In 1906, as Wrightson approached retirement age, Downton closed – its troubles exacerbated by the fact that private fee-charging colleges were becoming increasingly less attractive with the development of publicly funded agricultural education. Wrightson left Downton in 1911 to concentrate on his writing and research. However, in retirement, Wrightson still took in several students each year and continued to write prolifically; his publications include the widely read Agriculture, Theoretical and Practical: A Textbook of Mixed Farming for Large and Small Farmers and for Agricultural Students (co-authored with John Newsham in 1915); Sheep Breeds and Management, Vinton & Company, Ltd, London (1895); and Agricultural Text-Book Embracing Soils, Manures, Rotations of Crops and Live Stock, William Collins, Sons & Co., Ltd., London and Glasgow (c.1900).

On Wrightson's death at Marylebone in London in 1916, aged 76, the principal of the Royal Agricultural College, J. R. Ainsworth-Davis, wrote that Wrightson "... would always occupy an honoured place in the history of British agriculture, especially as regards the educational developments."
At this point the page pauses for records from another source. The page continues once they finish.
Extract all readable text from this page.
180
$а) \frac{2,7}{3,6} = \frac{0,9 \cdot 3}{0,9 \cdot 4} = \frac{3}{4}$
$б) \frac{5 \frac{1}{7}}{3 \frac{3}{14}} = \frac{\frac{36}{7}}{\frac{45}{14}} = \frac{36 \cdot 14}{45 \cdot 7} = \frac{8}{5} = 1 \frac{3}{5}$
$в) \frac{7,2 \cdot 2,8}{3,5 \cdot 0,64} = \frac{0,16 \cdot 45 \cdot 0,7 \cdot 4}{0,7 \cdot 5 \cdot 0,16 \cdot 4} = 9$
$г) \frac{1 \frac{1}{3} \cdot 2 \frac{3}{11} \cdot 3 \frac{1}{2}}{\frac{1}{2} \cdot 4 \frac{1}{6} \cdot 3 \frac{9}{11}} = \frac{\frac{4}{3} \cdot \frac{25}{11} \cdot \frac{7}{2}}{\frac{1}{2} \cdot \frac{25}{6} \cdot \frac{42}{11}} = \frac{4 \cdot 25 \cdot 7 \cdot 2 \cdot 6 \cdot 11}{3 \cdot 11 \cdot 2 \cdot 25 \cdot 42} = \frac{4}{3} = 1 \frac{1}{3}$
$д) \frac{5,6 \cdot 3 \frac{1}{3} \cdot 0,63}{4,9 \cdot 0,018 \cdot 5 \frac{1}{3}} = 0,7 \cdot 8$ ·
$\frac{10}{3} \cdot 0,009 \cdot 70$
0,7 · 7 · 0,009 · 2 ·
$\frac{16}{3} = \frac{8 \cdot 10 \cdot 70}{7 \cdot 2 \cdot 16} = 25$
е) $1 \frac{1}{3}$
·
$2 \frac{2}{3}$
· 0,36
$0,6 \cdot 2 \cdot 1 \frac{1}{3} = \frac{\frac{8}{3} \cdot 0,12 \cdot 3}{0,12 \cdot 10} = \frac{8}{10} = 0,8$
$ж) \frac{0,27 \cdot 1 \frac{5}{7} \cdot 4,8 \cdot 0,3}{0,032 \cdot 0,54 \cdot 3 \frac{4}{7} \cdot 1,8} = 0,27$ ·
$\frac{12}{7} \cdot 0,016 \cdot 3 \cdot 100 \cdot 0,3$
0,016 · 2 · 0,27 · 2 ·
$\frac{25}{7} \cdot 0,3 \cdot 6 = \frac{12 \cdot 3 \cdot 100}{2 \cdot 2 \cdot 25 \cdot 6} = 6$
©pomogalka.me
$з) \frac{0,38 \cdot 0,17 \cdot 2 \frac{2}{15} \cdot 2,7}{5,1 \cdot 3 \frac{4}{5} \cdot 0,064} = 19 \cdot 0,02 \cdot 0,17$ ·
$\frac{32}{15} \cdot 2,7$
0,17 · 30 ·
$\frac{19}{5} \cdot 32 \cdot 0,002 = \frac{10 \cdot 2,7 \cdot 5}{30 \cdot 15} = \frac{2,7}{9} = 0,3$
Wrightson's grave in Brookwood Cemetery in 2019

His obituary in Nature stated:

THE death of Prof. John Wrightson, on November 30, at seventy-six years of age, removes a well-known authority and writer from the agricultural world. As professor of agriculture (1864–79) at the Royal Agricultural College, Cirencester, he formed one of a small but eminent group of teachers, including Church and Fream, who have left a lasting mark on their subject. After his departure from Cirencester he founded Downton College, of which he was president until it closed in 1906 from inability to compete with State-aided institutions. Many of his former pupils, both at Cirencester and Downton, have done much to promote the improvement of agriculture. For some years Wrightson was professor of agriculture and agricultural chemistry at the Royal College of Science, and chief examiner to the Science and Art Department in the "Principles of Agriculture."

==Personal life==
Wrightson married Maria Isabella Hulton (1850–1923) in 1872 and was the father of Rebecca Elena Harrison (1873–1937); John Frederick Hulton Wrightson (1875–1944); Alyne Garmondsway Denton (born 1876); Thomas Reginald Wrightson (1878–1928); Act. Lieut.-Cdr Edmund Gilchrist Wrightson, DSO, RNR (1879–1953); Hilda Wrightson (1881–1961); Archibald Ingram Hulton Wrightson (1882–1953); Georgiana Maria Hulton Wrightson (1884–1956); Roger Armstrong Wrightson (1888–1959); Philip Blethyn Hulton Wrightson (1890–1958), and Cerdic William Wrightson (1892–1977). Julian Fellowes, the writer and director of the television series Downton Abbey, is Wrightson's great-grandson.

Wrightson died in 1916 at 29 Wimpole Street in Marylebone in London and was buried in Brookwood Cemetery in Surrey. In his will he left £18,072 14s to his widow. The National Portrait Gallery in London holds five photographic portraits of Wrightson in its collection.